É preciso alargar o quadro da análise, conjugar todas as ferramentas das políticas públicas, incluindo verbas, medidas, disposições legais, definição de responsabilidades. Estas irão em grande parte recair sobre os municípios, já hoje detentores da maioria do parque público e principais destinatários do 1.º Direito. Mas é preciso que o Programa Nacional de Habitação seja formalmente apresentado e debatido para percebermos o que se quer fazer, com quanto podemos contar, que legislação falta. A começar por uma nova lei das rendas, pensada para este século e para os agentes que hoje operam no mercado, com regras claras para todos e alguma estabilidade nos preços, nos impostos e nos deveres e direitos das partes.
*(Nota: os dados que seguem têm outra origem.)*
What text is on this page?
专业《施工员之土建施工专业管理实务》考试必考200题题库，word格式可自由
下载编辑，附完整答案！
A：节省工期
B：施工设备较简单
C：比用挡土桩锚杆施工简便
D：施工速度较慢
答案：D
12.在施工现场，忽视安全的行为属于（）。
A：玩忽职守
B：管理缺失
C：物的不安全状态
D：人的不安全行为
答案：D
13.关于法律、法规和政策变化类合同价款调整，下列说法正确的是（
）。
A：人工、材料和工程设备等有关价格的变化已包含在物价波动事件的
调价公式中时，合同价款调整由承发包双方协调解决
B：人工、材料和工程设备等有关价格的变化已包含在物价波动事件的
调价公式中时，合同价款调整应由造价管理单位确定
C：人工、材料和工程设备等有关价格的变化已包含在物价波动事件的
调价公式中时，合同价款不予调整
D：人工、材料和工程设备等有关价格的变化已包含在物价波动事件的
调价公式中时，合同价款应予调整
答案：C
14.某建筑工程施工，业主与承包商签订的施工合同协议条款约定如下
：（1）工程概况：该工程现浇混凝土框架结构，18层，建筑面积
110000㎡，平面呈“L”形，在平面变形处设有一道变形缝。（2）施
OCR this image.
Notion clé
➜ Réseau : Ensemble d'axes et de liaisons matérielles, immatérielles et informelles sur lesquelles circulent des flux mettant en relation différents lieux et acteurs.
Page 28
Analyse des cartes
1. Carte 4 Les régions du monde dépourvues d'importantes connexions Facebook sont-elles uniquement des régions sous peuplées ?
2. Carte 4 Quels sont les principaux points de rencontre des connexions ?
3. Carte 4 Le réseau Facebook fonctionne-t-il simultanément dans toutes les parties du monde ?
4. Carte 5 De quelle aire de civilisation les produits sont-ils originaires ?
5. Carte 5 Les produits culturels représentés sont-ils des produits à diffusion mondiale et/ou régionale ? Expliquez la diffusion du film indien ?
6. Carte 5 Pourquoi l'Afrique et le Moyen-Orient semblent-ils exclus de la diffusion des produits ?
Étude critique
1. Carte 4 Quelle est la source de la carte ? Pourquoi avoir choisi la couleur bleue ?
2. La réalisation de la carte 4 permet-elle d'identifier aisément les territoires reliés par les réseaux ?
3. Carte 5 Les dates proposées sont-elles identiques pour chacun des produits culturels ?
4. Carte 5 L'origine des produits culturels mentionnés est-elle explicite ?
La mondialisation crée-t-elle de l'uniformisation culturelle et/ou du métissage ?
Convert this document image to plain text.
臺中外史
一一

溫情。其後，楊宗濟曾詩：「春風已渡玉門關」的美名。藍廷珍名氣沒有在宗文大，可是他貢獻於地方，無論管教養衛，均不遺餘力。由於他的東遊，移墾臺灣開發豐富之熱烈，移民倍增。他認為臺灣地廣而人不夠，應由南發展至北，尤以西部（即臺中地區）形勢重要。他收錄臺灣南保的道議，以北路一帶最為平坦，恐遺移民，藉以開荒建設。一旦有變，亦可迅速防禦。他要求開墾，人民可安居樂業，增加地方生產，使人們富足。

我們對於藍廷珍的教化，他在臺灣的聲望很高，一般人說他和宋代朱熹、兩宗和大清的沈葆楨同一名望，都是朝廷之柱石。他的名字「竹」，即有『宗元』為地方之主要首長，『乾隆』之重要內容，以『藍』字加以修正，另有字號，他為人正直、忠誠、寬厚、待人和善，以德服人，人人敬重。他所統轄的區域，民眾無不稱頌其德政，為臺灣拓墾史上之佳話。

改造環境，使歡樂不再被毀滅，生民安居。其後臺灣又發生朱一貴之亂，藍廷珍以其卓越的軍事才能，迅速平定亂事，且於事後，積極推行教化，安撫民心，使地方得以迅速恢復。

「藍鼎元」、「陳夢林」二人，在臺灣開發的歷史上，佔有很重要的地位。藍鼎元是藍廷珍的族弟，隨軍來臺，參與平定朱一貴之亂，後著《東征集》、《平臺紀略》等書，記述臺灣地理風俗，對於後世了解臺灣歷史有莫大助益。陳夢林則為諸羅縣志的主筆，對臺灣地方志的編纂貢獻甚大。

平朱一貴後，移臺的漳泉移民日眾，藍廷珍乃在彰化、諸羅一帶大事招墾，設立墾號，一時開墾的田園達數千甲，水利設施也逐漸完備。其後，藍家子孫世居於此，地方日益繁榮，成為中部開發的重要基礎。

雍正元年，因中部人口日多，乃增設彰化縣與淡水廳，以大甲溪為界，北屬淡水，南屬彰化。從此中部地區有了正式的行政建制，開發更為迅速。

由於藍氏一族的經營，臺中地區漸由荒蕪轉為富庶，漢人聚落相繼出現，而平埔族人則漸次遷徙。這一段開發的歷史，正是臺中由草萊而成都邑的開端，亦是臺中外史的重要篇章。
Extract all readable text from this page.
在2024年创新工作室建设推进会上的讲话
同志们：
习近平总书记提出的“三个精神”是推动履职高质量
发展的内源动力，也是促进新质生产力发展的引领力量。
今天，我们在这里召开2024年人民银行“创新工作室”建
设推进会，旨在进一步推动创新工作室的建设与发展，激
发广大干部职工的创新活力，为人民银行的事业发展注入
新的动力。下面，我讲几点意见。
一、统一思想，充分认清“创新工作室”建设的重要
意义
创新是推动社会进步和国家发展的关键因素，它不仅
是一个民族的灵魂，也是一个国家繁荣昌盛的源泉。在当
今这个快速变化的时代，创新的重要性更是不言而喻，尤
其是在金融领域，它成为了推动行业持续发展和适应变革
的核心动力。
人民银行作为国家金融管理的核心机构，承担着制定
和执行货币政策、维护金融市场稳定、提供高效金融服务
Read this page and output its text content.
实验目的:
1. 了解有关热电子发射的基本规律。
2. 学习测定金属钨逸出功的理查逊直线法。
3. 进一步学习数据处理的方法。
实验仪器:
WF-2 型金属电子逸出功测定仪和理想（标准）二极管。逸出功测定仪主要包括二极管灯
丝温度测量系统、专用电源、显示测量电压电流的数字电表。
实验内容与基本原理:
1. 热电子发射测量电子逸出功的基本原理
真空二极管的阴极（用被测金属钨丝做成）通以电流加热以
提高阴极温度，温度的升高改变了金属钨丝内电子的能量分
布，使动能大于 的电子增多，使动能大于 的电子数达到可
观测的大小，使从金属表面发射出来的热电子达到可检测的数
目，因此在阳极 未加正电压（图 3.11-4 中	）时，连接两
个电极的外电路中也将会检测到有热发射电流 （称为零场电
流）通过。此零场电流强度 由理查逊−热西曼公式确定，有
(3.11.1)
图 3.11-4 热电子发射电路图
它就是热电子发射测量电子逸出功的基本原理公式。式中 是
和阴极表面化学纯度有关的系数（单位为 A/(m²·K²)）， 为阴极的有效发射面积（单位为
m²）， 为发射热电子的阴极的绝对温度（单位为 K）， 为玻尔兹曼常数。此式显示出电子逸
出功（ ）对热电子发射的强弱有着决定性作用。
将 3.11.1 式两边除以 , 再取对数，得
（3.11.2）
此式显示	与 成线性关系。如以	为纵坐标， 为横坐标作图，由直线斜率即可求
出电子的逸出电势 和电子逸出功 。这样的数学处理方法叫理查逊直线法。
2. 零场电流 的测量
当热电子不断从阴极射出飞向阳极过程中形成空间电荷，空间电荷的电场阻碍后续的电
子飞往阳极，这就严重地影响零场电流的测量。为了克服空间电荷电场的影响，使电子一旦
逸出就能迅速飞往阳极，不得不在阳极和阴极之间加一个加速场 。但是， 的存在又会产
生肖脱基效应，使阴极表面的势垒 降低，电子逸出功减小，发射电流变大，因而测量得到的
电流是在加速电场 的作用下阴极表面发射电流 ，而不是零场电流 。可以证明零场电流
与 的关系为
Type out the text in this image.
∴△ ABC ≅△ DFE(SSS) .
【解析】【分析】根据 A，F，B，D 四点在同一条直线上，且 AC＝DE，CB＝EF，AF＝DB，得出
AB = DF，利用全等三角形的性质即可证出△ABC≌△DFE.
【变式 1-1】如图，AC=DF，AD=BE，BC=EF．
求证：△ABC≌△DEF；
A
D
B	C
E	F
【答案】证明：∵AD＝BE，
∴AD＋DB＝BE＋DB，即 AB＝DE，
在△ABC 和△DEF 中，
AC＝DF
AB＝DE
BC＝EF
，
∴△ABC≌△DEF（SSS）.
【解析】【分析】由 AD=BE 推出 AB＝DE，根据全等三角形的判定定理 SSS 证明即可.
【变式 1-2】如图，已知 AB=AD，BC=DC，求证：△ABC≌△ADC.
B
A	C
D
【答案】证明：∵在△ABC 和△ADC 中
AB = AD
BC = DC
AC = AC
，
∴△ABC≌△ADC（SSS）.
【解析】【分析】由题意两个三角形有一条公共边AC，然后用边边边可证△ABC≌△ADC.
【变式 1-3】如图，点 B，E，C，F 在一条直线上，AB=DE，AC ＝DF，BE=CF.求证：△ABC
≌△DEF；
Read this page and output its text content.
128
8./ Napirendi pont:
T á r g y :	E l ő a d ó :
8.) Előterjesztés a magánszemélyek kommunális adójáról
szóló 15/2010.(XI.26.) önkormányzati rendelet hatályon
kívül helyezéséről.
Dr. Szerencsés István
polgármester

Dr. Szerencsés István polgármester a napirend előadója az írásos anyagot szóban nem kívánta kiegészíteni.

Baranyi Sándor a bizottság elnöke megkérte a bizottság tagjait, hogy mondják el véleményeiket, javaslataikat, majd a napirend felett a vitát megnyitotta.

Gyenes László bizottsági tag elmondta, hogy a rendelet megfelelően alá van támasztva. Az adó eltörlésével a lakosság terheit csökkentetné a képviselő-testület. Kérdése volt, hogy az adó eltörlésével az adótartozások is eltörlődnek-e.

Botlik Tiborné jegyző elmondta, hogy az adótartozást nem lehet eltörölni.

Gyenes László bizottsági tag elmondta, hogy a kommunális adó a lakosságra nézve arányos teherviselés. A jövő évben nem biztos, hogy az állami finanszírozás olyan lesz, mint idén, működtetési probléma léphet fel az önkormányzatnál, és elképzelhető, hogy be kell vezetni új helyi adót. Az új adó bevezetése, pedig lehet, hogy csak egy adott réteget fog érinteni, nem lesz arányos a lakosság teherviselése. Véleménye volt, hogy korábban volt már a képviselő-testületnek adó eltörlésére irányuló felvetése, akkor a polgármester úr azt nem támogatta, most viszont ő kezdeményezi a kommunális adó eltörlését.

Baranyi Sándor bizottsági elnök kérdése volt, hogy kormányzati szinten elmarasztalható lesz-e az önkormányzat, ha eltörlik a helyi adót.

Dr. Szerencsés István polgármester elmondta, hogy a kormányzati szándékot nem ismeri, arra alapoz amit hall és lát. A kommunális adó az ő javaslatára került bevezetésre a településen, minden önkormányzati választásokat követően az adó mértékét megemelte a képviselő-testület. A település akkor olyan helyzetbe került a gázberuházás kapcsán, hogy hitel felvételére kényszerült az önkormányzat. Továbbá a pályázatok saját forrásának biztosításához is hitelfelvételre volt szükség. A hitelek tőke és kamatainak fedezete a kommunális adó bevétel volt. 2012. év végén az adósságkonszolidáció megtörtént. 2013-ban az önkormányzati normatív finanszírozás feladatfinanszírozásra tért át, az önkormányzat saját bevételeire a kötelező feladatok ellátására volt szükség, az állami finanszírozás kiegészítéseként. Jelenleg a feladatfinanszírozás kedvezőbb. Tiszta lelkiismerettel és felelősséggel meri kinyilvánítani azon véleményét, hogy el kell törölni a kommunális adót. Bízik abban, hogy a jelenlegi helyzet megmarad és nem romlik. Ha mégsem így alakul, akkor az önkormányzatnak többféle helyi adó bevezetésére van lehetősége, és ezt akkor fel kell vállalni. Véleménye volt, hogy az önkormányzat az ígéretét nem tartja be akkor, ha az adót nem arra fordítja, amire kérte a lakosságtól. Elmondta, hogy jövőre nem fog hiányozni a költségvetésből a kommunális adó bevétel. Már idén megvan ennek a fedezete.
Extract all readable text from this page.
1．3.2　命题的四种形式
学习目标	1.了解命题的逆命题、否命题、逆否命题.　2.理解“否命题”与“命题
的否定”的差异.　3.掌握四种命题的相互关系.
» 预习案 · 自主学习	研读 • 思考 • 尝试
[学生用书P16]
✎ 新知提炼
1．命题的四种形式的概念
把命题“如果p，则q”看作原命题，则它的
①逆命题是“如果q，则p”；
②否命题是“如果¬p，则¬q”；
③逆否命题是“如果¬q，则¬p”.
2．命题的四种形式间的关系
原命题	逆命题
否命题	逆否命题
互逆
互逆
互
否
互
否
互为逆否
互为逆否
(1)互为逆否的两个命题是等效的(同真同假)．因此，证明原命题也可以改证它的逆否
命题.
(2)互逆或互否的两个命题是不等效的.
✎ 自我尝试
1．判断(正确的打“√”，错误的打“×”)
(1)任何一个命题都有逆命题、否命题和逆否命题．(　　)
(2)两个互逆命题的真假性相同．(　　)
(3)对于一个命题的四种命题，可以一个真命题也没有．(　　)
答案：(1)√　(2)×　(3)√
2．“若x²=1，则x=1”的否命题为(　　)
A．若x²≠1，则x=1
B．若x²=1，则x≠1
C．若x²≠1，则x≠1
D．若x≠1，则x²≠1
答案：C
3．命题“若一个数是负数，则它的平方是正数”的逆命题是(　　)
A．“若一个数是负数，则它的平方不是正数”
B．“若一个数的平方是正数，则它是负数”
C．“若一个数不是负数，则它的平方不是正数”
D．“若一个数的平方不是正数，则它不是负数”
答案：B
Por último: é certo que o Orçamento não esgota as políticas públicas, mas precisamos de orçamentos mais fáceis de entender e de mais informação oficial sobre o mercado da habitação e os rendimentos disponíveis das famílias. O direito à habitação não se cumprirá sem o direito à informação e à participação dos cidadãos e das comunidades. Documentos complexos e bastante ilegíveis, como as Propostas de Lei de Orçamento do Estado, dificilmente nos ajudam. Também aqui precisamos de mudar.

Notas

(1) «Estratégia Nacional de Habitação», anexa à Resolução de Conselho de Ministros 48/2015, Diário da República, 1.ª série, n.º 136, 15 de Julho de 2015.

(2) «OECD Affordable Housing Database», OCDE, 2015, www.oecd.org.

(3) Fonte: PORDATA

(4) Fonte: INE

(5) Idem; os dados referem-se à mediana dos encargos com arrendamento e com aquisição em percentagem do rendimento disponível das famílias.

(6) Fonte: Levantamento Nacional das Necessidades de Realojamento Habitacional, IHRU, 2018

(7) À data do fecho desta edição não obtive resposta aos esclarecimentos sobre esta questão pedidos à Comissão de Orçamento e Finanças do Parlamento.

(8) A despesa total do IHRU (mapa VII da proposta de lei do Orçamento de Estado) é de 184 278 290 euros; deste montante, segundo o Orçamento privativo deste organismo, disponível no site da Direcção Geral do Orçamento, o total para a medida 030 é de 184 129 139 euros.

(9) Trata-se da percentagem do total não consolidado das despesas em «Habitação e serviços colectivos» (789 milhões de euros) relativamente ao total não consolidado das despesas em funções sociais (69 024 milhões de euros).

(10) Este valor diz respeito apenas ao IHRU, não incorporando os 20 milhões de euros para arrendamento urbano nem os 29,2 milhões de euros para crédito bonificado, previstos no orçamento da Direcção-Geral do Tesouro e Finanças e não transferidos para o IHRU.

(11) «Elementos informativos anexos ao Relatório do Orçamento do Estado – Quadro 1. Conta Consolidada da Administração Central – Contabilidade Pública».
(12) Veremos se a versão final do Orçamento, com as alterações aprovadas, altera este estado de coisas. Há propostas de reforço substancial de verbas por parte do PCP e BE.